How to lose weight without counting calories

Theoretically, one pound is equal to 3500 calories. This would mean that to lose one pound of body fat you must burn off 3500 more calories than you eat over a period of time. For the most part, counting calories can be time consuming and often only highlights exactly how much food you can’t eat during the day.

What you focus on will expand. In other words, when you focus on counting calories, you are focused on how much you can’t have and this only eats away at your subconscious and desires.

Instead, let’s talk about how to lose weight without considering those dreaded calories. There are a couple of ways to burn fat, stay full, get healthy and not count calories.

The overall message is that if you eat less and exercise more you’ll lose all the weight you want. The problem is that every calorie is created equally. In other words, the calories found in celery won’t create a problem with insulin resistance, carbohydrate cravings and weight gain. But the calories in donuts, cakes and cookies will do exactly that.

One way to move forward in your weight loss efforts without counting calories is to replace your grains and carbohydrates with proteins and fats. For instance, by substituting protein at your morning meal for carbohydrates [eating eggs instead of bagels] research subjects felt more satisfied and ate fewer calories in the following meals without counting what they were eating. (1)

The people in this study also didn’t experience a rise in their blood cholesterol levels by eating eggs for breakfast in the morning. This research only adds to the research already done which points out that healthy adults can enjoy eggs without raising their cholesterol levels.

Another way to reduce the amount of food you eat without weighing and measuring the food you eat, is to use a smaller plate. You can create a more healthy and balanced meal plan when the plate you are filling wasn’t built for Mr. Universe burning 3000 calories a day at the gym. Instead, use a smaller plate and fill that. Psychologically you’ll feel like you getting a full plate of food but the amount you eat will be less.

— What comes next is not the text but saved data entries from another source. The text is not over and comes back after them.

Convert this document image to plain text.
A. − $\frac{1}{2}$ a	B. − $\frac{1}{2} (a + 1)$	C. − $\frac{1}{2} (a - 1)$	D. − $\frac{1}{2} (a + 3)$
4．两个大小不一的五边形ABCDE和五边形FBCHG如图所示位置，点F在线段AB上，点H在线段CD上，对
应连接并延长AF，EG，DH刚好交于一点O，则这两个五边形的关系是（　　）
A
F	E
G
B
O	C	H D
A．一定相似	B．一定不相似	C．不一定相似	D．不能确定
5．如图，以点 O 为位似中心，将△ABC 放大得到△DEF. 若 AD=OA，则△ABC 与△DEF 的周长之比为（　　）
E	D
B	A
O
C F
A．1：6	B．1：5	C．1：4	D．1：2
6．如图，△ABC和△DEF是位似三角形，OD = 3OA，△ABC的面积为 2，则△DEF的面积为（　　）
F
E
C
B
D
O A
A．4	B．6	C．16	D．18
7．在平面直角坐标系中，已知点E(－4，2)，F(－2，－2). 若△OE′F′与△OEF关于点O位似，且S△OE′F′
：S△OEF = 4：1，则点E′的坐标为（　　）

When you look at the plate, half of it should be vegetables, one quarter should be a lean protein and one quarter can be high fiber carbohydrates. A plate that’s filled with these proportions will keep you feeling fuller, longer and reduce the number of calories you consume at any one meal.

Because refined sugars are calorically dense – or have a high number of calories in smaller portions of food – you should steer clear. These include sugar desserts, cakes, cookies, ice cream and pies. Instead, try freezing grapes and popping those after dinner. They are light, full of natural sugars and will satisfy your sweet tooth.

Try to remove the dairy from your diet. While the milk council has promoted a study that reportedly demonstrated weight loss in people who drank 8 ounces of milk a day, dairy is a significant dietary allergen and will promote weight gain.

Add berries to your meal plans and snack foods. Berries are high in antioxidants, taste like dessert and have a low glycemic index. This means that you can eat them as much as you want without increasing your weight or increasing your insulin resistance.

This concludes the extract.